Today’s results from gaming company GVC (LSE: GVC) show that it’s making encouraging progress. They provide a guide as to its future performance and show that it’s a better buy than sector peer Ladbrokes (LSE: LAD).
GVC’s first half results show a rise in revenue of 8% as well as an increase in net gaming revenue of the same amount. This contributed to an increase in EBITDA (earnings before interest, tax, depreciation and amortisation) of 42% versus the same period of the prior year. This shows that the company’s strategy is working well and is delivering on its potential.
The strength of GVC’s brands was evidenced by the growth achieved despite its relatively low marketing spend. In fact, marketing costs amounted to just 21% of net gaming revenue, which is a high return on investment. Marketing spend also contributed to an increase in mobile sports wagers of 55%, while casino and games revenue rose by 98%.
Looking ahead, GVC believes that its organic growth strategy will work out as planned. The opportunities from the bwin.party acquisition are greater than expected and will be exploited through an increase in marketing investment. As such, GVC now believes that its performance for the full year will be towards the upper end of market expectations.
Ups and downs
GVC is forecast to report a fall in earnings of 23% this year, followed by growth of 89% next year. This puts it on a price-to-earnings growth (PEG) ratio of just 0.2, which indicates that it offers excellent value for money as well as significant upward rerating potential. This compares favourably to sector peer Ladbrokes which itself is undergoing a major transformation following a period of disappointing performance.
Ladbrokes is forecast to record a fall in earnings of 29% this year, followed by a return to growth of 19% next year. This puts it on an attractive PEG ratio of 0.9, but this is far less enticing than GVC’s PEG ratio. Therefore on a growth and valuation basis, GVC seems to be the better buy.
Furthermore, GVC offers superior income prospects to Ladbrokes. GVC isn’t due to pay a dividend this year, but next year it’s expected to yield 3.1% from a dividend that’s forecast to be covered 2.2 times by profit. This compares to a forward yield of 2.7% for Ladbrokes, which is due to be covered 2.1 times by profit.

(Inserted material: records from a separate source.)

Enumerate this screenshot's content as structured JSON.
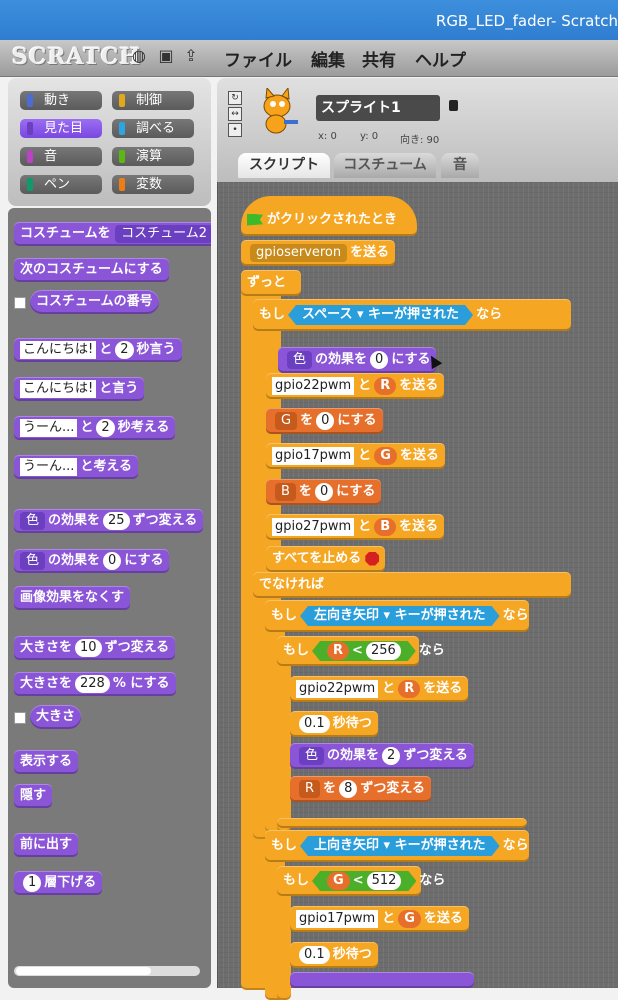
{
  "window": {
    "title": "RGB_LED_fader- Scratch"
  },
  "menubar": {
    "logo": "SCRATCH",
    "menus": [
      "ファイル",
      "編集",
      "共有",
      "ヘルプ"
    ]
  },
  "categories": [
    {
      "label": "動き",
      "color": "#4a6cd4"
    },
    {
      "label": "制御",
      "color": "#e1a91a"
    },
    {
      "label": "見た目",
      "color": "#8a55d7",
      "selected": true
    },
    {
      "label": "調べる",
      "color": "#2ca5e2"
    },
    {
      "label": "音",
      "color": "#bb42c3"
    },
    {
      "label": "演算",
      "color": "#5cb712"
    },
    {
      "label": "ペン",
      "color": "#0e9a6c"
    },
    {
      "label": "変数",
      "color": "#ee7d16"
    }
  ],
  "palette": {
    "costume_to": "コスチュームを",
    "costume_drop": "コスチューム2",
    "next_costume": "次のコスチュームにする",
    "costume_num": "コスチュームの番号",
    "say_for_txt": "こんにちは!",
    "say_for_and": "と",
    "say_for_num": "2",
    "say_for_tail": "秒言う",
    "say_txt": "こんにちは!",
    "say_tail": "と言う",
    "think_for_txt": "うーん...",
    "think_for_and": "と",
    "think_for_num": "2",
    "think_for_tail": "秒考える",
    "think_txt": "うーん...",
    "think_tail": "と考える",
    "change_effect_drop": "色",
    "change_effect_mid": "の効果を",
    "change_effect_num": "25",
    "change_effect_tail": "ずつ変える",
    "set_effect_drop": "色",
    "set_effect_mid": "の効果を",
    "set_effect_num": "0",
    "set_effect_tail": "にする",
    "clear_effects": "画像効果をなくす",
    "change_size_head": "大きさを",
    "change_size_num": "10",
    "change_size_tail": "ずつ変える",
    "set_size_head": "大きさを",
    "set_size_num": "228",
    "set_size_tail": "% にする",
    "size": "大きさ",
    "show": "表示する",
    "hide": "隠す",
    "go_front": "前に出す",
    "go_back_num": "1",
    "go_back_tail": "層下げる"
  },
  "sprite": {
    "name": "スプライト1",
    "x_label": "x: 0",
    "y_label": "y: 0",
    "dir_label": "向き: 90"
  },
  "tabs": [
    "スクリプト",
    "コスチューム",
    "音"
  ],
  "script": {
    "hat": "がクリックされたとき",
    "broadcast_server": "gpioserveron",
    "send": "を送る",
    "forever": "ずっと",
    "if": "もし",
    "then": "なら",
    "else": "でなければ",
    "key_space": "スペース",
    "key_left": "左向き矢印",
    "key_up": "上向き矢印",
    "key_pressed": "キーが押された",
    "effect_color": "色",
    "effect_mid": "の効果を",
    "effect_zero": "0",
    "effect_set_tail": "にする",
    "gpio22": "gpio22pwm",
    "gpio17": "gpio17pwm",
    "gpio27": "gpio27pwm",
    "and": "と",
    "var_R": "R",
    "var_G": "G",
    "var_B": "B",
    "to": "を",
    "zero": "0",
    "set_tail": "にする",
    "stop_all": "すべてを止める",
    "lt": "<",
    "limit_256": "256",
    "limit_512": "512",
    "wait_num": "0.1",
    "wait_tail": "秒待つ",
    "change_effect_num": "2",
    "change_tail": "ずつ変える",
    "r_step": "8"
  }
}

Clearly, GVC and Ladbrokes are going through rapid change, but are expected to deliver improved financial and share price performance over the medium term. They both have relatively high risk profiles due to their changing business models. But based on their risk/reward ratios, they should make for sound investments. Although the two companies are worth buying, GVC has superior income, growth and value appeal and this makes it the better buy for the long term.